L’accaparement des terres : un fléau aux conséquences graves en Afrique

Le différend foncier que vit Yotokopé repose le problème de l’accaparement des terres au Togo et dans plusieurs autres pays africains. Dans bon nombre de localités togolaises et ailleurs sur le continent noir, des milliers d’hectares de terres cultivables sont bradées ou baillées à des Etats tels que l’Arabie Saoudite, la Chine, l’Inde, etc. ; à des multinationales comme Godman Sachs, Morgan Stanley et Louis Dreyfus. Et même parfois à des opérateurs économiques privés nationaux.
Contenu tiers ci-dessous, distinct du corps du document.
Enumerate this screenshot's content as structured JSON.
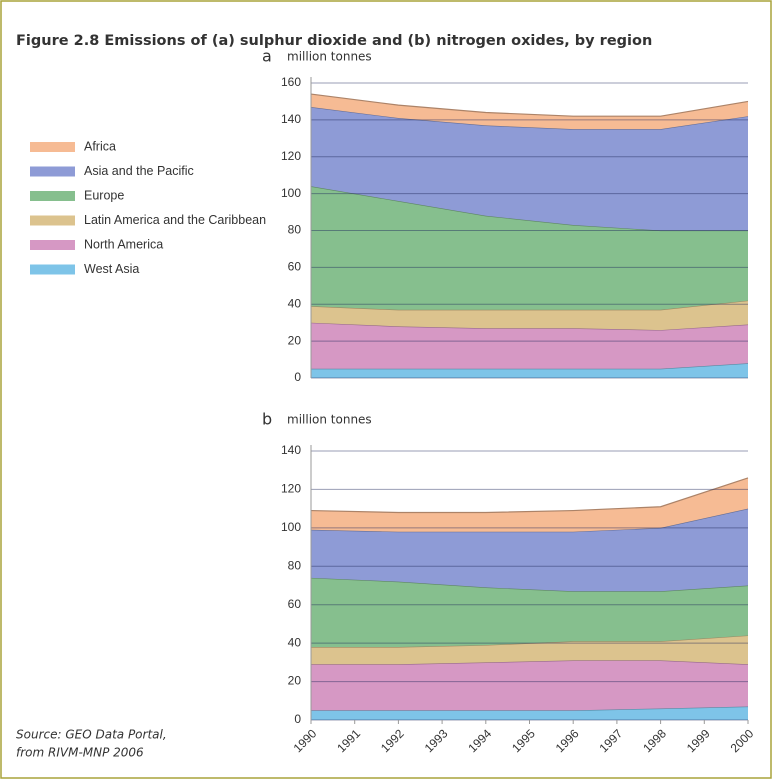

Ces terres servent, dans 37 % des cas, à produire des biens alimentaires destinés aux pays acquéreurs et pour 35% à la production de biocarburants. Les pays africains comme le Bénin, le Ghana, le Mali, le Sénégal, le Rwanda, la Tanzanie, la Rdc et le Congo, etc., sont déjà victimes de ce phénomène d’accaparement. Le plus clair du temps, ces multinationales opèrent dans un environnement où la terre agricole et fertile est disponible, et la gouvernance foncière, médiocre. Selon un rapport de la Banque Mondiale, l’Afrique est particulièrement ciblée pour l’accaparement des terres ; d’autant plus qu’environ 201 des 445 millions d’hectares de terres convenables à l’agriculture dans le monde, se trouvent sur le continent noir. Ces terres, pour la plupart, sont destinées à des transactions industrielles qui vont crescendo ces dernières années. De 2008 à 2009, on a, à titre d’exemple, constaté une augmentation moyenne annuelle de ces activités commerciales : de 4 millions d’hectares de terres agricoles cédées, l’on est passé à 45 millions d’hectares !

Ces transferts massifs de terres portent un coup dur à l’agriculture familiale dont dépend la production vivrière et menacent gravement la souveraineté alimentaire de nombreux pays en développement ; tout particulièrement ceux d’Afrique. De plus, l’accaparement des terres entraîne des perturbations de la vie sociale, économique et culturelle des populations victimes. De ce fait, les paysans et paysannes, petits producteurs dessaisis de leurs terres, entrent de facto dans une situation de précarité qui conduirait bon nombre d’entre eux à l’exode rural ! Ceux qui choisiront de ne pas migrer, courent le risque de devenir des ouvriers agricoles sur leurs propres terres ou de sombrer dans l’indigence !!!

Quelles solutions contre le géant drame à l’horizon ?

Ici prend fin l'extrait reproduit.